Much of the energy developed by the human voice tends to begin at around 350Hz with most of the energy toping out at around 2000Hz. When you compare these two products, you will note that while the Tectum is absorbing 40% of the energy at 350Hz, the Broadway panels delivers 100% absorption. Then at 500Hz, the Tectum is still way down at 60% while the Broadway shows nearly double the efficiency. Finally, up in the high frequency range, the Tectum’s hard surface is reflecting energy back into the room causing the severe performance dip at 2kHz.
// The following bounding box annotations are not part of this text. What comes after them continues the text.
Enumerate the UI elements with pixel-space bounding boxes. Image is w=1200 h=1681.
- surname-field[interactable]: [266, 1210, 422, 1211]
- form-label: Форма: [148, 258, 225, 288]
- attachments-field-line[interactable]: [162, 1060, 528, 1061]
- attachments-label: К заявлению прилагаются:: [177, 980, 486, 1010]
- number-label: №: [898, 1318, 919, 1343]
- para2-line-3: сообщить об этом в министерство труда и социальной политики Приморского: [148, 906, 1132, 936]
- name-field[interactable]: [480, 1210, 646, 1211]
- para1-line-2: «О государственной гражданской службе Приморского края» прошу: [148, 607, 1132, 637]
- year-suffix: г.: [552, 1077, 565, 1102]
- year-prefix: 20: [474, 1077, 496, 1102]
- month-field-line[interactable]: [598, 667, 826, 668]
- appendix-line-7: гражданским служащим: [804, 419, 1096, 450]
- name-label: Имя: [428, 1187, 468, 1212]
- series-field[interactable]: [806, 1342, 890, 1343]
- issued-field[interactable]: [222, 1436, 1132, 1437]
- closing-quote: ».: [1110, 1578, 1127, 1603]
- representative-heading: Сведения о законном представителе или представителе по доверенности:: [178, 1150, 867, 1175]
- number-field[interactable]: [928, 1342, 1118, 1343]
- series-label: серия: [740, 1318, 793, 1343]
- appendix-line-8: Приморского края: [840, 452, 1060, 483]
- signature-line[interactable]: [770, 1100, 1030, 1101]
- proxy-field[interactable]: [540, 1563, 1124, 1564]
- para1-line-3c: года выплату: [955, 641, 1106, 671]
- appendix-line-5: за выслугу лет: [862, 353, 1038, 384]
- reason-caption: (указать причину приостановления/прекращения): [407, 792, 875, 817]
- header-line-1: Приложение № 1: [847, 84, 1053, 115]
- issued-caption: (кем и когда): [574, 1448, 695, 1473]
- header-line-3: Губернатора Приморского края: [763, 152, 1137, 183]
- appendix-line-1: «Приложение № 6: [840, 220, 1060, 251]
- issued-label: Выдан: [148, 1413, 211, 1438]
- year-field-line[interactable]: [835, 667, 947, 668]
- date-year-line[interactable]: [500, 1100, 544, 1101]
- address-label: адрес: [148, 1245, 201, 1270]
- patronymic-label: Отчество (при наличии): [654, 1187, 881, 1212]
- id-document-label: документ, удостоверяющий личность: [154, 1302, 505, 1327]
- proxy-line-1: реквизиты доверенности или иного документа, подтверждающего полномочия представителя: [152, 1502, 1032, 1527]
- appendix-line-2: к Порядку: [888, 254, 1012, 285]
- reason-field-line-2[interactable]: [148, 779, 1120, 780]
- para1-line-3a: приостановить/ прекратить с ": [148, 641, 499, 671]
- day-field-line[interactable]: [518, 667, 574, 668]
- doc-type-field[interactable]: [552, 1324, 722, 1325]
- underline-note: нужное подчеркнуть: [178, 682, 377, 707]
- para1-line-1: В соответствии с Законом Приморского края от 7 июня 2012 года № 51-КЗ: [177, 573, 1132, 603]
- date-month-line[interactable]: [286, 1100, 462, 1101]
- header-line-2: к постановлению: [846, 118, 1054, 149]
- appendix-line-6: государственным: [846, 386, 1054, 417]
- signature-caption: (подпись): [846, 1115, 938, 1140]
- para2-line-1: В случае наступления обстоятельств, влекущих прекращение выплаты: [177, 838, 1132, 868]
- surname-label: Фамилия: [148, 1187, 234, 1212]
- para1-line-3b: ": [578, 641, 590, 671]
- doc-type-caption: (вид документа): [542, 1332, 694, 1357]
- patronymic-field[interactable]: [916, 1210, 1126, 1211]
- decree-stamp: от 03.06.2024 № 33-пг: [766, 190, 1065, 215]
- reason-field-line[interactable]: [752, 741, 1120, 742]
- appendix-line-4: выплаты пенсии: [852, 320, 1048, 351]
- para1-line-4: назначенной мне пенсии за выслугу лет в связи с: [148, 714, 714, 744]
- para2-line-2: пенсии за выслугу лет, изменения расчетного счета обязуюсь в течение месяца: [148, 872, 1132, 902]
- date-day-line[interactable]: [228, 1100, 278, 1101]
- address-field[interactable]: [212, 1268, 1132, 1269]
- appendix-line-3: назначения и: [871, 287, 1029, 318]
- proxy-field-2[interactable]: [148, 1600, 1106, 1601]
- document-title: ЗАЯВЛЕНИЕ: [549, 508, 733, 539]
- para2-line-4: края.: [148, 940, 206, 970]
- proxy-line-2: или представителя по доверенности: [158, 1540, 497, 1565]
For those that want the added absorption, but are concerned about panel damage, the solution is easy: simply put a protective metal screen on top of the acoustic panel.

compare-tectum-2-inch

 

Increasing bass performance by adding air cavity

A wonderful trick that can be used with Broadway panels is to increase the bass performance: you simply introduce an air space behind the panel. When the panel is sufficiently rigid, the extra space acts like a trap which will extend the low frequency performance by as much as one octave below the rated performance.

Broadway panels have been tested with the added air space to verify their performance as shown here. The green graph line repesents a surfaced mounted Broadway panel. The lavander graph line represents the same Broadway panel mounted with Primacoustic Offset impalers. Using Offset impalers will introduce a 3.5″ (9 cm) air space behind the panel.

imp-offset

Primacoustic Offset Impaler creates an air space behind the Broadway panel

broadway-3-inch-wgap

Testing performed by Riverbank Acoustical Laboratories. The test method conformed explicitly with the requirements of the ASTM Standard Test Method for Sound Absorption and Sound Absorption Coefficients by the Reverberation Room Method: ASTM C 423-02a and E795-05.

 

Summary: Broadway glass wool delivers higher performance

As evident by all of these tests, Broadway panels clearly outpace all others when it comes to performance. This does not mean that other panels will not work. They all work, it is more a matter of how many panels you need to achieve the same end results. For instance, if a panel only delivers half the performance at a target frequency, you will likely need two or three times the number of panels to achieve the same results. The tragedy is that as you add more ‘unbalanced’ panels, you are also removing more and more of the high frequencies that provide us humans with a natural sense of space. In our view, there is no substitution for balanced absorption. This is why we engineer Broadway panels to achieve the very highest level of performance throughout the frequency spectrum.